De acordo com o MDM, "esta situação deve-se ao encerramento cíclico de blocos de partos e a degradação dos cuidados de saúde primários, marcada por uma "intermitência" nas urgências obstétricas que se tornou recorrente, obrigando grávidas em trabalho de parto a deslocações de dezenas de quilómetros".
"Ainda na semana passada, ocorreu um parto num parque de estacionamento de uma empresa de materiais de construção, situada junto à EN125 em Quarteira, tendo os primeiros cuidados sido prestados pelos funcionários da empresa de materiais de construção antes da chegada das equipas médicas", ressalva o movimento.

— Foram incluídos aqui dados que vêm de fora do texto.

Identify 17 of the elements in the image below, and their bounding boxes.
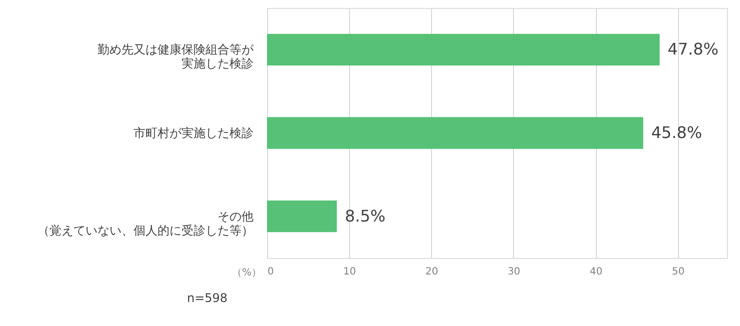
x-tick-label: 30 (508, 266, 520, 278)
x-tick-label: 10 (343, 266, 356, 278)
data-label: 45.8% (651, 123, 702, 142)
data-label: 8.5% (344, 206, 386, 226)
data-label: 47.8% (668, 40, 718, 59)
x-tick-label: 50 (672, 266, 685, 278)
bar (267, 200, 337, 232)
y-tick-label: 市町村が実施した検診 (134, 126, 254, 140)
bar (267, 34, 660, 66)
y-tick-label: その他（覚えていない、個人的に受診した等） (38, 209, 254, 238)
x-tick-label: 40 (590, 266, 602, 278)
x-tick-label: 0 (268, 266, 274, 278)
x-axis-title: （%） (232, 268, 262, 278)
text: n=598 (187, 291, 228, 305)
x-tick-label: 20 (425, 266, 438, 278)
y-tick-label: 勤め先又は健康保険組合等が実施した検診 (98, 42, 254, 71)
bar (267, 117, 644, 149)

O MDM considera que "o atual cenário reflete um desinvestimento no SNS com consequências diretas na vida das populações".
Perante este cenário, "o MDM defende soluções estruturais e duradouras, rejeitando medidas temporárias e exige a fixação de profissionais e a garantia de que o local de nascimento de uma criança não seja decidido pela disponibilidade de uma escala de serviço num determinado dia da semana".